Other Asia-Pacific sovereigns joined the green bond bonanza. In May Hong Kong underlined the region’s increasingly significant local currency retail bid via a HK$20 billion ($2.5 billion), three-year offering; Malaysia opened up the ringgit space in September with a RM4.5 billion ($969 million), 15.5-year sukuk offering.
Last year’s highest greenium achieved in the local-currency GSS sovereign market went to Thailand, which notched an 8-basis-point greenium on a 3.4%, 14-year domestic deal it floated last September as part of a dual-tranche transaction.
“Asian sovereigns have not been latecomers to the GSS market,” says Carmen Nuzzo, head of Fixed Income, Investment Practices at Principles for Responsible Investment, the UN-supported network of financial institutions. “But they are paving the way for more issuance, as a growing number of companies recognize the importance and benefits of sustainable finance and consider climate risk within their business strategies.”

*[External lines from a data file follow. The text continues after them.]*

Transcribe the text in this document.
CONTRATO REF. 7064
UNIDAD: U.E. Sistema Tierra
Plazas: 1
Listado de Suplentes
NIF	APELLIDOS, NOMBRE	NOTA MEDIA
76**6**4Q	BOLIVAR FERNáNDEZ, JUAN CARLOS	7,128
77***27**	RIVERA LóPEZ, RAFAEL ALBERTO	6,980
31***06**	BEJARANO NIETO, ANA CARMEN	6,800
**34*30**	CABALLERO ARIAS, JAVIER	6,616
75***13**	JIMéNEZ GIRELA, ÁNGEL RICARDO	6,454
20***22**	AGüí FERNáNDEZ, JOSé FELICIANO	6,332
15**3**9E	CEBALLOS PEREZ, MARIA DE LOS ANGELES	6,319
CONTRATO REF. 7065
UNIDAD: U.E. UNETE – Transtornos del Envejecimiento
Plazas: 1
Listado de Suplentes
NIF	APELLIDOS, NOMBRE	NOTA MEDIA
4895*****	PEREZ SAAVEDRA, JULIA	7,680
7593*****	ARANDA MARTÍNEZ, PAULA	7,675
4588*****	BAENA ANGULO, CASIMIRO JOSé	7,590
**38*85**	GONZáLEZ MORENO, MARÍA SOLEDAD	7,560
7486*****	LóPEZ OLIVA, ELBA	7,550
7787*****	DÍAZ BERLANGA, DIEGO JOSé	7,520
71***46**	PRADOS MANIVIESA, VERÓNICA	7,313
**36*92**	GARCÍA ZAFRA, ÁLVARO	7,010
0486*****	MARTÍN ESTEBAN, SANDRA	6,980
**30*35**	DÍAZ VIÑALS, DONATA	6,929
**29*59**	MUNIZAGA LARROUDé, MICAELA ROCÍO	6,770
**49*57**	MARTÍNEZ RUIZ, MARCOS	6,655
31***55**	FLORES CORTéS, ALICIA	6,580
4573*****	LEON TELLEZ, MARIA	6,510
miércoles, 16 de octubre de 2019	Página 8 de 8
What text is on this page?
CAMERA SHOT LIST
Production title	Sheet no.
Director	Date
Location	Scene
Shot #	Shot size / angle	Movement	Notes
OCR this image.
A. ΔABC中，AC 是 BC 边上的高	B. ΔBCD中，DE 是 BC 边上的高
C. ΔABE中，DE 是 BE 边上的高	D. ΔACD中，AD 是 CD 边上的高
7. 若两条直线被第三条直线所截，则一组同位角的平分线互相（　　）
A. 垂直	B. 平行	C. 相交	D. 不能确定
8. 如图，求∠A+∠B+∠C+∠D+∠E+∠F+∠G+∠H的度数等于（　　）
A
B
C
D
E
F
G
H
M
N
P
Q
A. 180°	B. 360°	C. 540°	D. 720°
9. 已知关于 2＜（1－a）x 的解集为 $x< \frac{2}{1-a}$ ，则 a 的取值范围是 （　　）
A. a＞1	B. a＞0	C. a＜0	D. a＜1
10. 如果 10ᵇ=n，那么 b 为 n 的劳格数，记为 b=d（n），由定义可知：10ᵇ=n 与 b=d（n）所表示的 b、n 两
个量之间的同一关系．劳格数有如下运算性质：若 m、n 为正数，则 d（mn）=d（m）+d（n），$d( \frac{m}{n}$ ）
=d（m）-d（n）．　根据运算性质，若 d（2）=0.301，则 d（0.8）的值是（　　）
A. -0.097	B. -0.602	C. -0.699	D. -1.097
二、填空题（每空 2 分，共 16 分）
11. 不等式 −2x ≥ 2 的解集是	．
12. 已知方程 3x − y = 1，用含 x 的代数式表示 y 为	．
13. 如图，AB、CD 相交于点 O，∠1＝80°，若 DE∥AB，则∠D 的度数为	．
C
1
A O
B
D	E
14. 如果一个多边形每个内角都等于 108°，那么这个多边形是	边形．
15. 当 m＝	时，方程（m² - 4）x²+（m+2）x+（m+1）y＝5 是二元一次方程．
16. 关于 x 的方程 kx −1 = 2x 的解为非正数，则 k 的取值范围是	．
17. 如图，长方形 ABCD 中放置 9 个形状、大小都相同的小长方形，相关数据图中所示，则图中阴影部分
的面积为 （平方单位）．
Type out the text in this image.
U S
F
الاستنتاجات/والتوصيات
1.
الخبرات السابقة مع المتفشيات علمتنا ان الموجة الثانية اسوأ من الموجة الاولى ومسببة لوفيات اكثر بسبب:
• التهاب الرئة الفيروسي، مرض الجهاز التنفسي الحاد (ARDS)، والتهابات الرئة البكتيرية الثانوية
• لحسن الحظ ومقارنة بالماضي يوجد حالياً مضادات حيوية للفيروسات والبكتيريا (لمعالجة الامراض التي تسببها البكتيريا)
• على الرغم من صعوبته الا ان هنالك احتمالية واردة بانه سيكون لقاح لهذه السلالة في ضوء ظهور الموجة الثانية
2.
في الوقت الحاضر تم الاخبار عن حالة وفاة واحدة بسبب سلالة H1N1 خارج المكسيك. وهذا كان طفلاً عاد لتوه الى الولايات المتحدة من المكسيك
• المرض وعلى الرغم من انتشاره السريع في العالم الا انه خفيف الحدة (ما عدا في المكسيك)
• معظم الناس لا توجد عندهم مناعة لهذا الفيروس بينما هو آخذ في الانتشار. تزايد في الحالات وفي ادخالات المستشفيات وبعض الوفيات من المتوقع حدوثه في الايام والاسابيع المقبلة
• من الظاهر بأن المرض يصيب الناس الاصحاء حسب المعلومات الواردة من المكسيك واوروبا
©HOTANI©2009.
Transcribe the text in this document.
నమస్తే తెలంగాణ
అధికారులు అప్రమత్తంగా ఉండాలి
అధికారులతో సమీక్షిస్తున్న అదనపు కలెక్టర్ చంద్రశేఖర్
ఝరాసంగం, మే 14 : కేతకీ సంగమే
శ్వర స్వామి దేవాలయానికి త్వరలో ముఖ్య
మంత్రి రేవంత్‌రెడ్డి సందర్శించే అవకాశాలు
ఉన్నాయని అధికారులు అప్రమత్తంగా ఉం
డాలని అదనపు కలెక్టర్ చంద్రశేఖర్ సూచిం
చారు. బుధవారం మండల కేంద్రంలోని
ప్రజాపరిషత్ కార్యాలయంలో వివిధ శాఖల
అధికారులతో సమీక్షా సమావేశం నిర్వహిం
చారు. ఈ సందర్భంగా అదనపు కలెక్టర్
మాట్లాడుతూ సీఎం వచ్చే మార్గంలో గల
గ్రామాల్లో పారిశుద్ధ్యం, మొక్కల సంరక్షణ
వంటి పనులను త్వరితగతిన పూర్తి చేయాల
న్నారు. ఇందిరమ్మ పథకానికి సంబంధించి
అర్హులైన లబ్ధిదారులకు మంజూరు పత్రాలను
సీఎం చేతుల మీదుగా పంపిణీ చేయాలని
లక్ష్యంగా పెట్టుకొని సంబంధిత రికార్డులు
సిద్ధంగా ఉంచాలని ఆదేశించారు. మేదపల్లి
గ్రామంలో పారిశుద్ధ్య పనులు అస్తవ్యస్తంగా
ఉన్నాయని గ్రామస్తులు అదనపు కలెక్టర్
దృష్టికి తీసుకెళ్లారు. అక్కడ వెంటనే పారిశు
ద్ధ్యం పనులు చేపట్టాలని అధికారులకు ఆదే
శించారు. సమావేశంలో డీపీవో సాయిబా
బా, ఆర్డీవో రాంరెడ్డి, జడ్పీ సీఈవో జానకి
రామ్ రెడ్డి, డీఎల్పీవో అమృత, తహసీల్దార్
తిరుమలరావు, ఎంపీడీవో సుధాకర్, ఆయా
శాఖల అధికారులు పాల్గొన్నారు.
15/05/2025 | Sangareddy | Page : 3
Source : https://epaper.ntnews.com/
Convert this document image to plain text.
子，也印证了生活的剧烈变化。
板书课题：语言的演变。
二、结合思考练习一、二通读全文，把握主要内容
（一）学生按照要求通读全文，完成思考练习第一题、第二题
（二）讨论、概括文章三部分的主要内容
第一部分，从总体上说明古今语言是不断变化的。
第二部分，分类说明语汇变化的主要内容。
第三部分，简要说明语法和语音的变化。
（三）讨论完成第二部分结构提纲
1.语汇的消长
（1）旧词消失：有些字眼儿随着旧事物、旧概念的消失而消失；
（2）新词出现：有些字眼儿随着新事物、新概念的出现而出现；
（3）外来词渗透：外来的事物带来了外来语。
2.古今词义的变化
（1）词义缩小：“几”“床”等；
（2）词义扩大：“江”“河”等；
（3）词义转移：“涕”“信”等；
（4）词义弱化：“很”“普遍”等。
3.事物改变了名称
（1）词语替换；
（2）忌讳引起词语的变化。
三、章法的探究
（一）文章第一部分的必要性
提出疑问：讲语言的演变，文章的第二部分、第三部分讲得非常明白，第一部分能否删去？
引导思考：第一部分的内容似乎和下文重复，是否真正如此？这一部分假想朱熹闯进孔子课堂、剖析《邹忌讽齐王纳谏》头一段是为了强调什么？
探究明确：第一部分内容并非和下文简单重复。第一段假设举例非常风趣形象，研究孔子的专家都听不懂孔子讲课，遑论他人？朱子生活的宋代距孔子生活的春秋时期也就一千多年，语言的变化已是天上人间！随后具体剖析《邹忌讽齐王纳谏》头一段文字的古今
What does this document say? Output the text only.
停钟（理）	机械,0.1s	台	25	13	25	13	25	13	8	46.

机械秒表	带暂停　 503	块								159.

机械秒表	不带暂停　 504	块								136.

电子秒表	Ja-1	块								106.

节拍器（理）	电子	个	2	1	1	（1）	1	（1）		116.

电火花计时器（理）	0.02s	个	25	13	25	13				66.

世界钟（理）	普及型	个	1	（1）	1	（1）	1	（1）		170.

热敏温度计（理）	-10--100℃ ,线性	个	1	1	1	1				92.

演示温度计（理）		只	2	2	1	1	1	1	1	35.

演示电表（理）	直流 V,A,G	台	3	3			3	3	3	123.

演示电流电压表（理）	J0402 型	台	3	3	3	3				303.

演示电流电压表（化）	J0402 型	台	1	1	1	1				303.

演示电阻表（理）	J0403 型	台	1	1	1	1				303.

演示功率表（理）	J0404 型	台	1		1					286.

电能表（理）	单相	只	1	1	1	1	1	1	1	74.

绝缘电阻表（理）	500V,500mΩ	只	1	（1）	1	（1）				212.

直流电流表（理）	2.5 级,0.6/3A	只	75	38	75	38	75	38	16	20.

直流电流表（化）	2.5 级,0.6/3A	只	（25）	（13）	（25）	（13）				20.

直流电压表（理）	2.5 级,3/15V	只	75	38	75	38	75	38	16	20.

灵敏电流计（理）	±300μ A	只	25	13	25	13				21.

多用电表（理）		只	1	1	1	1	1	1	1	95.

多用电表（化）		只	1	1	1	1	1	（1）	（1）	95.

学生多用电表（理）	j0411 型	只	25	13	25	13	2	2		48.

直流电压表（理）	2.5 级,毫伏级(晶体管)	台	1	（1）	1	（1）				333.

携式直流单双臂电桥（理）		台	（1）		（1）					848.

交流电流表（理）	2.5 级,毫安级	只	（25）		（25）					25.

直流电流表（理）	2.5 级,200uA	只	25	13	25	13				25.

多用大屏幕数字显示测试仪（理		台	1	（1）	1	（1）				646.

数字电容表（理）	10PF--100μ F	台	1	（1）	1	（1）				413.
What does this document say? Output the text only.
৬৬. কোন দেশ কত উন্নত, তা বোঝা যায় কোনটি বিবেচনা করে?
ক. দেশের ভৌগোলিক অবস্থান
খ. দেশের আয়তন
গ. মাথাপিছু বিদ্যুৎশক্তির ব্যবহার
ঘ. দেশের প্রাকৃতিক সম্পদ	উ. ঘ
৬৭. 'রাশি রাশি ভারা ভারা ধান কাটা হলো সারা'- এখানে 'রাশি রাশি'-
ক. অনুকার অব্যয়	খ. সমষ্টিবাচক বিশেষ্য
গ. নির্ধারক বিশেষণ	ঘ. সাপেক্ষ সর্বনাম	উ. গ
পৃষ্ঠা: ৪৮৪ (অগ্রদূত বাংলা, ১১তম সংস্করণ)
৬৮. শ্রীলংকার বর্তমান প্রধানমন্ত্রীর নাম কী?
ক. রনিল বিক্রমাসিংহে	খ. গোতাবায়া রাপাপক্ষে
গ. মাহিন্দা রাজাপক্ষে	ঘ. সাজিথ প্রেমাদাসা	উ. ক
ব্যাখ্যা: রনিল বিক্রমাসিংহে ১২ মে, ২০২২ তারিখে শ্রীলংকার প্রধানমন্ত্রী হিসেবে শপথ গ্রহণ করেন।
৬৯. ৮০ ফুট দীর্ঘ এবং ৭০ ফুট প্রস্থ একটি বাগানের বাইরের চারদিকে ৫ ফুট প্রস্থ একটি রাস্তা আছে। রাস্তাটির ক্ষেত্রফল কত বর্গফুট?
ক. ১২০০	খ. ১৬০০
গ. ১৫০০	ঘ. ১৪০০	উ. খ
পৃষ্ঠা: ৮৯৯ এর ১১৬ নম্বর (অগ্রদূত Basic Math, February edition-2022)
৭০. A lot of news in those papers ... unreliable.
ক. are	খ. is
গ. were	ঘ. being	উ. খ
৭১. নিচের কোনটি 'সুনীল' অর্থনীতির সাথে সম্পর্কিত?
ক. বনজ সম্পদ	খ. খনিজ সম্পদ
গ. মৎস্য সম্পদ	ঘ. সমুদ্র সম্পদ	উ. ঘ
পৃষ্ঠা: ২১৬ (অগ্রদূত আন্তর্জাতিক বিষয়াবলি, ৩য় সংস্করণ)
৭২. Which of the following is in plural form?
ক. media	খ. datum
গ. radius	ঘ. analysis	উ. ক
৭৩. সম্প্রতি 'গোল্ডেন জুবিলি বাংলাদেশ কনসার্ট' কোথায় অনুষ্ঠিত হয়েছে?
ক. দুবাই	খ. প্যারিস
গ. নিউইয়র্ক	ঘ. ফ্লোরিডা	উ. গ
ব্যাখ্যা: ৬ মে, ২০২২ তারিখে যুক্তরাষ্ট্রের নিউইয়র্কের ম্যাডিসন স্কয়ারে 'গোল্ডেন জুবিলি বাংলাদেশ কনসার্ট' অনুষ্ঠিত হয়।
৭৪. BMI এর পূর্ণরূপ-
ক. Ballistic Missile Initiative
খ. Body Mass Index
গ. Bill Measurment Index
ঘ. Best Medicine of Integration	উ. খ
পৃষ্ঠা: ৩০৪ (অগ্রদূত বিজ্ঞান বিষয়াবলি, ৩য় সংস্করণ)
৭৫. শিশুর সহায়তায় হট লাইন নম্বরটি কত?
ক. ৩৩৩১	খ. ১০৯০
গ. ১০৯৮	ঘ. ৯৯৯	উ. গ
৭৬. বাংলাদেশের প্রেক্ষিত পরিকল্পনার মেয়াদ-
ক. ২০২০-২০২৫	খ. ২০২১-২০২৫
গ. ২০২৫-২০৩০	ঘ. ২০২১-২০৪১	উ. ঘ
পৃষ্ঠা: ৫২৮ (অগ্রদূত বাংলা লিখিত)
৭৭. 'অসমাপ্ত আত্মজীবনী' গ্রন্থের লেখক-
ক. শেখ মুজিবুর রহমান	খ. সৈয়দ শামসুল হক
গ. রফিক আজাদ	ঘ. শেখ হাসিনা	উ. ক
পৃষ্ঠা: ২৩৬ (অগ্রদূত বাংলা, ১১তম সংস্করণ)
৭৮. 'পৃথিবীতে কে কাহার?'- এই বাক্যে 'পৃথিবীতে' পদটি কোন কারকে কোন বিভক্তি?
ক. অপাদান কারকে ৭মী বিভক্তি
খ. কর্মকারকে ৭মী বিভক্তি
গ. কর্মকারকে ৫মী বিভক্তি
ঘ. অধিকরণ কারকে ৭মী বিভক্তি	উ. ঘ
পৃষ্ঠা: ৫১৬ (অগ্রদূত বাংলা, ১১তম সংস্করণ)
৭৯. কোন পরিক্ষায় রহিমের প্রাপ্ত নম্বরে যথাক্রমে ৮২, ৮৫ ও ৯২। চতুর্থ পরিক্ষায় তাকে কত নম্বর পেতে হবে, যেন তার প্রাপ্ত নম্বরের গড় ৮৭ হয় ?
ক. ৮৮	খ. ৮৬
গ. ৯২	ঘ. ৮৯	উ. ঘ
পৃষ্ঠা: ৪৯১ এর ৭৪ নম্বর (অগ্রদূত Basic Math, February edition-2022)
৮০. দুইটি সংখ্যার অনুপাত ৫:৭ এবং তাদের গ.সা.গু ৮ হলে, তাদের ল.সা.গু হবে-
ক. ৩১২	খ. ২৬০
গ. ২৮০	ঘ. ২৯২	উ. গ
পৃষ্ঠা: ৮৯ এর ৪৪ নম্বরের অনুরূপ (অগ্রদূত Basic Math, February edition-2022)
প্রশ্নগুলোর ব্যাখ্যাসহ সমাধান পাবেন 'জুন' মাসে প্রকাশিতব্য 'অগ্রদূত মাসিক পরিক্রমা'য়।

The GSS surge shows signs of continuing this year. In January, India brought its long-anticipated inaugural green bond to market via an 80 billion rupee ($980 million), dual-tranche auctioned deal. The issuer realized a hefty 6bp greenium, tapping demand from big onshore insurance companies, pension funds, and other foreign investors, some of which embraced the potential alpha upside of holding rupee debt unhedged.
That upside appeared tempting as India was pricing the green bond at a point when the rupee had appreciated following a three-year decline versus the dollar and as speculative foreign cash was anticipating the inclusion of the Indian rupee bond market in the JPMorgan GBI-EM Global Diversified index. Index listing is expected to draw $20 billion to $30 billion of foreign inflows into the rupee bond market.
High demand manifested in recent sovereign GSS deals—India achieved a $4 billion-equivalent book for its debut green offering—explain the rising greenium trend and provide a powerful tailwind for other regional GSS issuers. Underlying trends include commitments from Asia-Pacific governments to achieve carbon neutrality—in most countries by 2050, in China and India by 2060 and 2070, respectively—and a related push by regional regulators to make environmental, social, and governance-related corporate reporting mandatory, particularly regarding CO2 emissions.
“Some countries are using sovereign green bond issuance as a tool to both contribute to environmental policy goals and to diversify their domestic capital markets,” says Nneka Chike-Obi, senior director and head of APAC ESG Ratings and Research at Sustainable Fitch in Hong Kong. “The governments of Singapore and Hong Kong have explicitly said that their own green bonds are part of plans to create a green finance infrastructure in their financial sectors.”